En 2005, soit après trente ans d’absence, Philippe est retourné au Viêt Nam avec sa famille. La nouvelle direction du Continental, un établissement saisi par les autorités en 1975, lui a réservé l’appartement qu’il occupait, au premier étage, quand il en était le patron. Le nouveau personnel lui donne aussi du « Câu Hai ». Philippe a rendu visite à Pham Xuân Ân, qu’il n’avait pas vu depuis exactement trente ans. Lorsqu’il lui a raconté avoir profité de son séjour pour aller s’incliner sur les tombes de sa mère et de ses grands-parents maternels dans le delta du Mékong, Pham Xuân Ân s’est aussitôt retourné vers l’assistance en s’exclamant, sur un ton doctoral : « C’est un fils pieux ! » Une approbation sans réserve.

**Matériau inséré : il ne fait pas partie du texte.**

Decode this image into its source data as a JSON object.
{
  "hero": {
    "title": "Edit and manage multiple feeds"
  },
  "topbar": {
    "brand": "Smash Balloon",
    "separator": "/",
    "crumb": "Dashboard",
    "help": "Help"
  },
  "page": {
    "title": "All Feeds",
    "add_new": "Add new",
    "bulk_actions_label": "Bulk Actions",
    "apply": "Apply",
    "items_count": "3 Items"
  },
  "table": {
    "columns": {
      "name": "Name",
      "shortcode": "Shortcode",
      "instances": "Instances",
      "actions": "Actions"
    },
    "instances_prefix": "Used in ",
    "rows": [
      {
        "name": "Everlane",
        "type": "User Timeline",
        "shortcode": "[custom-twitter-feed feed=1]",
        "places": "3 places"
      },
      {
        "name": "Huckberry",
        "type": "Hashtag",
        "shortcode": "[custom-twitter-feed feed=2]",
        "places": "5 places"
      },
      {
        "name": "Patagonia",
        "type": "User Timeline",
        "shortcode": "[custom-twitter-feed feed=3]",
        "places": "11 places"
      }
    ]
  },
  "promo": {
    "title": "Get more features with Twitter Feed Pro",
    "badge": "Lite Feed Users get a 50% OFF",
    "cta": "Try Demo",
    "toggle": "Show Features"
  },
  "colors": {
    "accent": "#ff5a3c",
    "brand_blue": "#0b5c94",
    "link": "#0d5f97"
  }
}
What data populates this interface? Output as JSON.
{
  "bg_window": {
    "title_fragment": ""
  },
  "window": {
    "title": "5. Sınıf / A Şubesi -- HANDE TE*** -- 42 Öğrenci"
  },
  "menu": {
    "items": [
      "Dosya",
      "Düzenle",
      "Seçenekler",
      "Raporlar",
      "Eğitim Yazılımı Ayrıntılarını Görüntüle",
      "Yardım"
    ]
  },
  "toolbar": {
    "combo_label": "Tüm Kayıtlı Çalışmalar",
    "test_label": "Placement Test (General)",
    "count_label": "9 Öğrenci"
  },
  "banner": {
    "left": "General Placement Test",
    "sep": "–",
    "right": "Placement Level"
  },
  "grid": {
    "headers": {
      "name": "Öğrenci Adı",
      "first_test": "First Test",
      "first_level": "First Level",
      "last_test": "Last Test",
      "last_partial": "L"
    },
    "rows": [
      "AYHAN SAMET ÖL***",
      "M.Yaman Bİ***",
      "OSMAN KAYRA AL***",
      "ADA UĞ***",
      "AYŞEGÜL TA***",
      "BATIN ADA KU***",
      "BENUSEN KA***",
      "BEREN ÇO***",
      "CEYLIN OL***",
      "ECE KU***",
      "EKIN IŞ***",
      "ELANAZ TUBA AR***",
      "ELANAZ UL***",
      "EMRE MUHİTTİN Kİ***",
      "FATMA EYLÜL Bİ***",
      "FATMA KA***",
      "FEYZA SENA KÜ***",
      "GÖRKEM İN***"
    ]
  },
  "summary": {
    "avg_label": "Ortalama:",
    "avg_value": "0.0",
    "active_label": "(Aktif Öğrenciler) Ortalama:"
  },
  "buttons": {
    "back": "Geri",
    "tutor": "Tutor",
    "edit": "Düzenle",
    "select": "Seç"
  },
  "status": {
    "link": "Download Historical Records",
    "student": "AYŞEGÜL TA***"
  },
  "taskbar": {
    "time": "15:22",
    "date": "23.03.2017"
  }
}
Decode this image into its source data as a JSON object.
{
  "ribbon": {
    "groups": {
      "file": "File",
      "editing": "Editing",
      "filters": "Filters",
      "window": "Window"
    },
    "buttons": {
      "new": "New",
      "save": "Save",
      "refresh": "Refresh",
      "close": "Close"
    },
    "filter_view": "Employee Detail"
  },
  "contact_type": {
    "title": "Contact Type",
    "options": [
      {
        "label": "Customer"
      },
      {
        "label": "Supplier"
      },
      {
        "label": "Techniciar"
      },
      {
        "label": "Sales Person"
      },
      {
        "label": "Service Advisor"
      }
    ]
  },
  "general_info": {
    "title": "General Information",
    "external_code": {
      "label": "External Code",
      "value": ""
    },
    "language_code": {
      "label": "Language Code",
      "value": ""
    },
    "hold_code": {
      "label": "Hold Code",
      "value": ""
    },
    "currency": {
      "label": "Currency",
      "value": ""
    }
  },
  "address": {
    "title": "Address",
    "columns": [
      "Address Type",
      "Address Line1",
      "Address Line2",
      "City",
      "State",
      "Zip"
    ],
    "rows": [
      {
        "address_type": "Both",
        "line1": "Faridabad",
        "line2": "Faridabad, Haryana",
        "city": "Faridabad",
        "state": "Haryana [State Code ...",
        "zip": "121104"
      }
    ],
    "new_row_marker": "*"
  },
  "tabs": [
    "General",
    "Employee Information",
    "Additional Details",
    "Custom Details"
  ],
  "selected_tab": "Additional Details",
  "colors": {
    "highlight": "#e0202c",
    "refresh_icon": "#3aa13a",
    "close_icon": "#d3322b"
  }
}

À côté de l’entrée de l’hôtel, donnant sur le flanc du théâtre municipal reconverti en Assemblée nationale, Philippe a baptisé Dolce Vita – « de l’humour noir », dit-il – un restaurant-galerie où nous déjeunons assez souvent. De jeunes peintres vietnamiens, dont certains se distingueront plus tard, y font leurs premiers pas. La Dolce Vita occupe les locaux de l’ancien Perroquet où la bonne société coloniale se réunissait autrefois, à l’occasion des bals du samedi soir. Mme Galaup, fleuriste dans la rue Catinat au début des années 1970, se souvient de cette époque. « Les femmes étaient en robe longue ; on s’habillait beaucoup. Il y avait thé les jeudi et dimanche après-midi. Le samedi, on montait un plancher devant l’hôtel, face au théâtre municipal. On dansait. C’était très gai, très sélect. En 1929, pour le réveillon de Noël, on avait fait venir une troupe tahitienne de premier ordre, me raconte-t-elle. Les Vietnamiens n’étaient pas admis mais, que voulez-vous, c’étaient les temps ! »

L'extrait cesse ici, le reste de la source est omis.